Troublants et obsédants

par ALPHONSE CUGIER
Publié le 25 octobre 2019 à 17:30

En 2017, la Bibliothèque nationale de France a consacré une exposition rétrospective à Roland Topor (1938-1997) considéré comme l’un des plus grands dessinateurs du XXème siècle. Créateur insatiable, polymorphe, il est tout à la fois romancier, poète, dramaturge, cinéaste, affichiste, auteur de chansons, créateur de costumes, de décors de théâtre et de mise en images de textes d’auteurs (Boris Vian, George Sand, Tolstoï, les surréalistes). Il met son crayon au service d’un imaginaire débridé.
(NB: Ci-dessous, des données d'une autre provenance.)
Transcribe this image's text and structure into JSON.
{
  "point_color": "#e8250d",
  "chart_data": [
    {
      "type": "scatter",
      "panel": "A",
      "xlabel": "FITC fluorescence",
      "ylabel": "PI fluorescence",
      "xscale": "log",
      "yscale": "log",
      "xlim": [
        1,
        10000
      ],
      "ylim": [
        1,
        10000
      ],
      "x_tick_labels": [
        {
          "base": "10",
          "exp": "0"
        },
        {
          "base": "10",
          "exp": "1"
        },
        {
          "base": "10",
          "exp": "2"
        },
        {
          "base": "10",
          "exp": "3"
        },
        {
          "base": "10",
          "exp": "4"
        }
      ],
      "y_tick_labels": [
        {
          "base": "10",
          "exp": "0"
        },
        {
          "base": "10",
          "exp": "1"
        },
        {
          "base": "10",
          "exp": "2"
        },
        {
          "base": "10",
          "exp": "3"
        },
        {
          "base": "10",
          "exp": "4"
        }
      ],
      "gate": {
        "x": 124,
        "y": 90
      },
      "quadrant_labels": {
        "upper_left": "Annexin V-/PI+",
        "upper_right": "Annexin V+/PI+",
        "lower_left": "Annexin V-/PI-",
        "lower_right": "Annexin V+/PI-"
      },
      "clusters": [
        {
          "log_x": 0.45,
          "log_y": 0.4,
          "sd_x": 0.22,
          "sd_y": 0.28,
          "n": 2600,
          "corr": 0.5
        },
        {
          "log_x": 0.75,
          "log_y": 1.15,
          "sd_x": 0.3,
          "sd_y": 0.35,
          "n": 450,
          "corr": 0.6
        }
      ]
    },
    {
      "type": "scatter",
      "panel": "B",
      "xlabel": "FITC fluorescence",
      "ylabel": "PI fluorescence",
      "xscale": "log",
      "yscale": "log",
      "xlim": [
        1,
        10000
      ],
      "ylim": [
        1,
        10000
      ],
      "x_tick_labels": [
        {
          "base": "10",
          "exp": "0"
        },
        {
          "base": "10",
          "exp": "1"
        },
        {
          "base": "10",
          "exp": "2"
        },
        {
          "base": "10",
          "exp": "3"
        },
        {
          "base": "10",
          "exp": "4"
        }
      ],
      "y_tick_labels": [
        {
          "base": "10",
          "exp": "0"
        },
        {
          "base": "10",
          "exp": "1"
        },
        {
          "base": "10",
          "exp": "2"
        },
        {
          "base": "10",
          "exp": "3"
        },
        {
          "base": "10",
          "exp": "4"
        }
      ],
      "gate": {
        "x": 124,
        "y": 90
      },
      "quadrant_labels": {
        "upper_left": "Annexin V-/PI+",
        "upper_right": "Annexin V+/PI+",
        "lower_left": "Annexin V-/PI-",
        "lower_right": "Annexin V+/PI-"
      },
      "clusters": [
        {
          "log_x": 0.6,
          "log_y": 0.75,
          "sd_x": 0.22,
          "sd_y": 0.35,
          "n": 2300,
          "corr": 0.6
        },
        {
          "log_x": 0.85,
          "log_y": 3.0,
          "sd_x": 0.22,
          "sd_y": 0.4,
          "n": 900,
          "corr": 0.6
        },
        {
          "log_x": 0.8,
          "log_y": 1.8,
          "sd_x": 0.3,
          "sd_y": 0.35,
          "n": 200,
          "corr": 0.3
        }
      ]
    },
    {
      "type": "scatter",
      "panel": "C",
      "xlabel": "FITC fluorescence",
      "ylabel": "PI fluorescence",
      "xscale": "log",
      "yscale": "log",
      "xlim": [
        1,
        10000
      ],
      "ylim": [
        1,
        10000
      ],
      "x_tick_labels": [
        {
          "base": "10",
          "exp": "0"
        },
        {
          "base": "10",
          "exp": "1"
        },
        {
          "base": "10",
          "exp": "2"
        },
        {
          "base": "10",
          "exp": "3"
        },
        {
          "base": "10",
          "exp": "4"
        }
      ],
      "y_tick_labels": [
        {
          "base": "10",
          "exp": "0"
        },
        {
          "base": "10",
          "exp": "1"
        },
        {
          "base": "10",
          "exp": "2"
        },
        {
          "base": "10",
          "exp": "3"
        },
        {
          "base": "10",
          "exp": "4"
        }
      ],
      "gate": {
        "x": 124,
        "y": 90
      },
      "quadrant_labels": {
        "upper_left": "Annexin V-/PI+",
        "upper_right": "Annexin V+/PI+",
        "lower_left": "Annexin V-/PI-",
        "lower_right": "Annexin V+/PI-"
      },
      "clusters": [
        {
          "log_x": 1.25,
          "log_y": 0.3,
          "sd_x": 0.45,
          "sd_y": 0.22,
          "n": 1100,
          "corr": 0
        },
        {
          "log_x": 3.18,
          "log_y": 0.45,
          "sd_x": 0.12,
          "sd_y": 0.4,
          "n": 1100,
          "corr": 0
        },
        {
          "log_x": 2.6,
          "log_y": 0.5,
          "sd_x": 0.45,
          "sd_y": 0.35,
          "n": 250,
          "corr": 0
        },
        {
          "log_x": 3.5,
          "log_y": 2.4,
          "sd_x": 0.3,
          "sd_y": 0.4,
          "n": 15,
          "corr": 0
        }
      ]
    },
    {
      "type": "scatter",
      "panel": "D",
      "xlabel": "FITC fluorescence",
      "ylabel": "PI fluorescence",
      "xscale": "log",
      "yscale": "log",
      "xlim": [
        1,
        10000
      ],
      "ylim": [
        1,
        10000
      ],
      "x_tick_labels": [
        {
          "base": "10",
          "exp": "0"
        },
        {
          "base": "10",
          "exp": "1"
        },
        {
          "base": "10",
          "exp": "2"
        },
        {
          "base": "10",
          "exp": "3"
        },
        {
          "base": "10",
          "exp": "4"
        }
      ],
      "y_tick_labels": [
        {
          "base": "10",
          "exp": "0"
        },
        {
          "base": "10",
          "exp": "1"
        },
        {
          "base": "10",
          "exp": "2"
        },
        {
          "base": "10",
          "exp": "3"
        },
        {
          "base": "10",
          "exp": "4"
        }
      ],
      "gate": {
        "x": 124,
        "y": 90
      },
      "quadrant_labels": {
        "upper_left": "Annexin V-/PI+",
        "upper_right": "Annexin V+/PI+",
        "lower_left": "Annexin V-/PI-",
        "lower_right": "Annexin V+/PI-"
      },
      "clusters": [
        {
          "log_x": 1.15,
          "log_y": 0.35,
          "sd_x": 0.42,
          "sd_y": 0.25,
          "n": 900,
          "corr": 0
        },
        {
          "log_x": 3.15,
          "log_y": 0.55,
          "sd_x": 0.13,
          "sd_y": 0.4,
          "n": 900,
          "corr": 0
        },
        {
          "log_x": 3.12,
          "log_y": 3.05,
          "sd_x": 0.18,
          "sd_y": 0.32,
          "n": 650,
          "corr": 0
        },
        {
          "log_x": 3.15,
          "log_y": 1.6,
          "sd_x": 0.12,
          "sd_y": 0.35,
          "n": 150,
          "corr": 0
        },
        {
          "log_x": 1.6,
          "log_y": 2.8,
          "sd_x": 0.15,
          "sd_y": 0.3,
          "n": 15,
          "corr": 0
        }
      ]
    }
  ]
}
Corrosif, hors limite, il bouscule ce que nous croyons être notre rassurante quotidienneté, abolit l’assoupissante fixité des choses, fait rendre gorge à l’inavouable et nous met face à des tranches de vie déterrées sur les terrains freudiens pour conjurer sa souffrance au monde. Corps harcelés et abîmés, tourments provoqués par le désir, questions posées contre la mort... Il n’hésite pas à faire fonctionner l’excès jusqu’à l’absurde et le scatologique, revisitant sans cesse cauchemars et hallucinations.
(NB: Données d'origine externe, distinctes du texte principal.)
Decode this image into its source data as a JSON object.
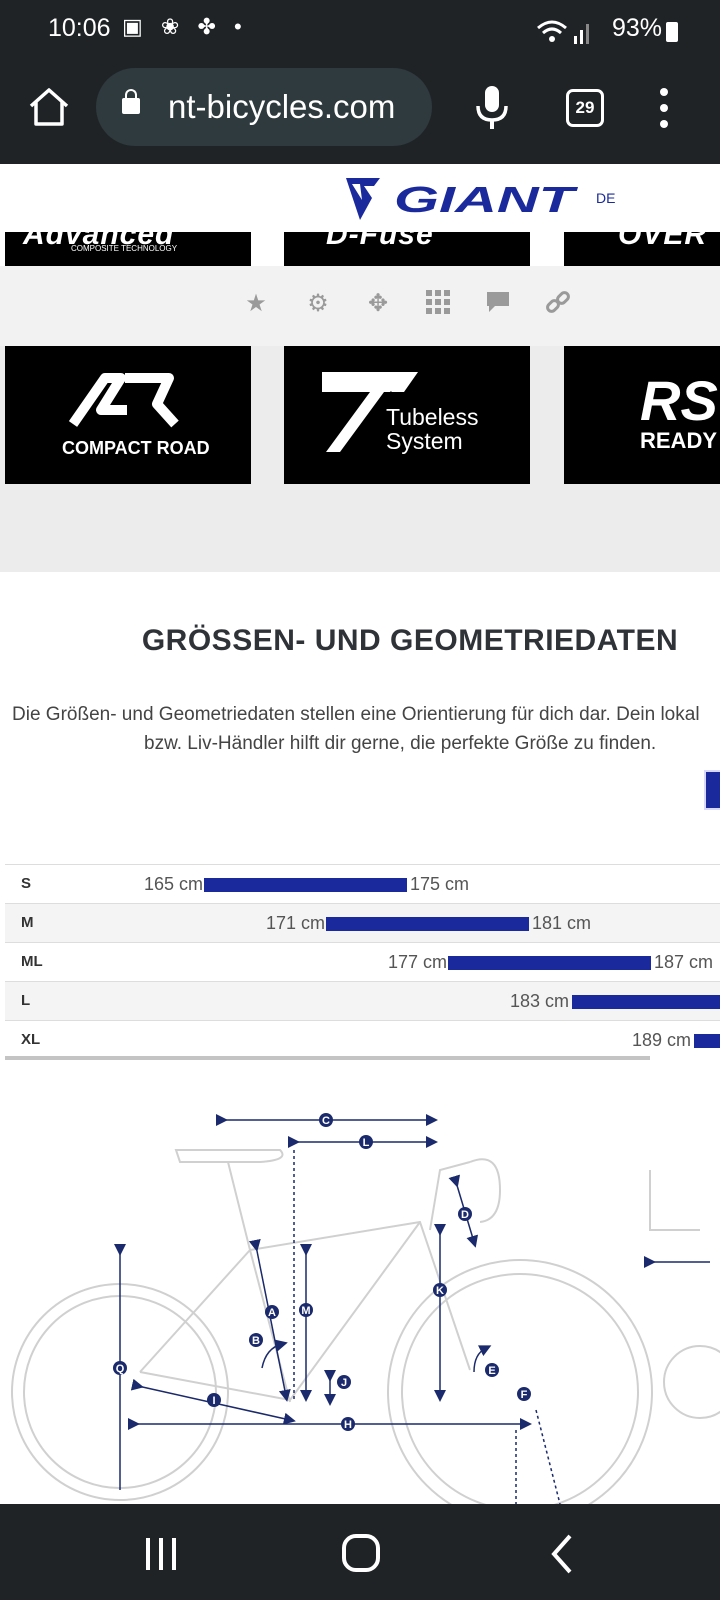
{
  "status": {
    "time": "10:06",
    "battery": "93%"
  },
  "browser": {
    "url": "nt-bicycles.com",
    "tab_count": "29"
  },
  "header": {
    "brand": "GIANT",
    "language": "DE"
  },
  "badges_top": [
    "Advanced",
    "COMPOSITE TECHNOLOGY",
    "D-Fuse",
    "OVER"
  ],
  "badges": [
    {
      "label": "COMPACT ROAD"
    },
    {
      "label": "Tubeless",
      "label2": "System"
    },
    {
      "label": "RS",
      "label2": "READY"
    }
  ],
  "section": {
    "title": "GRÖSSEN- UND GEOMETRIEDATEN",
    "desc_line1": "Die Größen- und Geometriedaten stellen eine Orientierung für dich dar. Dein lokal",
    "desc_line2": "bzw. Liv-Händler hilft dir gerne, die perfekte Größe zu finden."
  },
  "sizes": [
    {
      "size": "S",
      "min": "165 cm",
      "max": "175 cm"
    },
    {
      "size": "M",
      "min": "171 cm",
      "max": "181 cm"
    },
    {
      "size": "ML",
      "min": "177 cm",
      "max": "187 cm"
    },
    {
      "size": "L",
      "min": "183 cm",
      "max": ""
    },
    {
      "size": "XL",
      "min": "189 cm",
      "max": ""
    }
  ],
  "geometry_labels": [
    "C",
    "L",
    "D",
    "K",
    "M",
    "A",
    "B",
    "Q",
    "J",
    "E",
    "F",
    "I",
    "H"
  ]
}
Casser les images toutes faites

Les Cahiers Dessinés qui ont déjà fait paraître Topor Dessinateur de presse ,Topor Voyageur du livre et Le Monde selon Topor continuent de le célébrer en présentant ses dessins les plus accomplis qui sont aussi les plus intemporels. Un quidam muni de valises, les pieds entravés, attachés à un piquet, se tient devant un large ruban déroulant un paysage : est-ce ainsi que les hommes vivent ? Une rue déserte en enfilade, de part et d’autre une rangée de maisons dont chaque fenêtre s’apparente aux sabords, ces ouvertures dans le flanc d’un voilier par où passent les fûts des canons : est-ce un monde habitable ? Toutes ses œuvres en disent long sur la solitude et le désespoir et ne nous laissent aucune échappatoire. Sa noirceur, il en fait une lumière pour les autres et un peu pour lui.

Ce mode de figuration onirique qui relève de l’hybridation et de la transmutation repose sur un travail de hachures et leurs dégradés. Il peut ainsi poser les masses sans devoir toujours préciser les contours. Cette technique octroie aux dessins un climat particulier, un fini réaliste et riche en profondeur renforçant sa puissance d’impact. Un formidable maelström de coups de poings. Un premier volume qui ne nous fait pas de cadeau.